Universal Credit will streamline a number of existing benefits into one payment from October, with most people managing their claim online under the plans.
Changes to the benefit system risk placing a greater burden on vulnerable claimants who do not have access to the internet, a major affordable housing firm has warned.
But those with no access to the internet are in danger of falling into arrears, debt or even eviction unless the Government gives them enough face-to-face support to help them through the changes, Circle Housing Group said.
The group, which provides 65,000 homes in England, said that a survey of more than 1,000 of its own tenants found that about three-quarters (76%) do not use internet banking and only 46% feel confident about using technology.
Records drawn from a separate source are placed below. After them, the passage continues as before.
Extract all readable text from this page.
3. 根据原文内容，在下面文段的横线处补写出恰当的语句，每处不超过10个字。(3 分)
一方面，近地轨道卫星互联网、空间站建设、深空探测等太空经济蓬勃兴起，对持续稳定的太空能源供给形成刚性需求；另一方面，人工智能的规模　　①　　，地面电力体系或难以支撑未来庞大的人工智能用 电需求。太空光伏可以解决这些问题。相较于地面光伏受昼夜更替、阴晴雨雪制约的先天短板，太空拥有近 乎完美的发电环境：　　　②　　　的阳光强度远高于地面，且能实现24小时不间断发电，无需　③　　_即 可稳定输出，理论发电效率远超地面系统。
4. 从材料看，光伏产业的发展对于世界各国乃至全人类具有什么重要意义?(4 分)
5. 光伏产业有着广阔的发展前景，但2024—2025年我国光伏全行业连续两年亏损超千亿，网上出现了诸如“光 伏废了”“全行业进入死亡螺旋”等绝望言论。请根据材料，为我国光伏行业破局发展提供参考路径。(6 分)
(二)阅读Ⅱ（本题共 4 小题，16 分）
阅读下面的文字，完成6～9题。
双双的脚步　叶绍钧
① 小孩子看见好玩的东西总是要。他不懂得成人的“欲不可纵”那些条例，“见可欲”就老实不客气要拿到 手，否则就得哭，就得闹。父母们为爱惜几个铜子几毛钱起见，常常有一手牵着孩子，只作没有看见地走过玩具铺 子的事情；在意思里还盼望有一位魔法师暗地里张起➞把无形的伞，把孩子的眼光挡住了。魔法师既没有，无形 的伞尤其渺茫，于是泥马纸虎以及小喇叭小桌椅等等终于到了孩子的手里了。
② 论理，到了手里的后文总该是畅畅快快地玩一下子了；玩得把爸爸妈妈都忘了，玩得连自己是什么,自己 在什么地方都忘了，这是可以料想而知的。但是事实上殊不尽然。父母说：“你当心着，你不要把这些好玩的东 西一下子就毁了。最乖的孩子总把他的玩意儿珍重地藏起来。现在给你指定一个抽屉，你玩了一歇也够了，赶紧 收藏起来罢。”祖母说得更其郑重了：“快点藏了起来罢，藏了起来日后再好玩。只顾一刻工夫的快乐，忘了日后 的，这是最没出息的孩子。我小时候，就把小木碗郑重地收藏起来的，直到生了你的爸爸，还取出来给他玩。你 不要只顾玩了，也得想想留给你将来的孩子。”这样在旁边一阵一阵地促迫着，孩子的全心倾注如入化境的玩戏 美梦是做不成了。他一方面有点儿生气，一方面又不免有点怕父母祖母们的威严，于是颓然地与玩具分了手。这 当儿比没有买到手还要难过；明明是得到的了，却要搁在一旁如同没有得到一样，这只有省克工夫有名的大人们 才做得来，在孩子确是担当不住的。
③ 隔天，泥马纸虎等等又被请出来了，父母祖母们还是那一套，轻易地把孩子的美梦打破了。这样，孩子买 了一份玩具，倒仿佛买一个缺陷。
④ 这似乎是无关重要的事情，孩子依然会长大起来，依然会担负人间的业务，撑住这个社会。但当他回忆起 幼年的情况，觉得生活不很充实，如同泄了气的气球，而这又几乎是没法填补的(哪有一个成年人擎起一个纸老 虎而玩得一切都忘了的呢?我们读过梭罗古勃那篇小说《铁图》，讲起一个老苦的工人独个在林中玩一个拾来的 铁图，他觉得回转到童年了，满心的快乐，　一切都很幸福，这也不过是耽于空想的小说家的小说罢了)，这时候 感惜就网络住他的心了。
One third of social housing residents surveyed said that they stay awake at night worrying about money and a quarter said they did not know where to start to improve their financial situation.
Mark Rogers, group chief executive at Circle Housing Group, said: "We recognise the Government is moving to Universal Credit so people receiving benefit can take responsibility for managing their money, and that this will help ease the transition to work.
"The results of our study suggest, however, that there is a real risk of people falling down the gap during the transition and we are keen to work with the Department for Work and Pensions (DWP) to find solutions.
"Online and phone banking will suit some but others will need a different kind of support to ensure they don't fall into problems such as arrears, debt and eviction."
A DWP spokesman said that its own figures indicate that internet use among benefit claimants is already widespread. He said that 78% of working-age benefit claimants already use the internet and almost half of these people (48%) go online every day.
The spokesman said: "There will be face-to-face support and telephone support for people who need it. Many people won't need support but some might need more."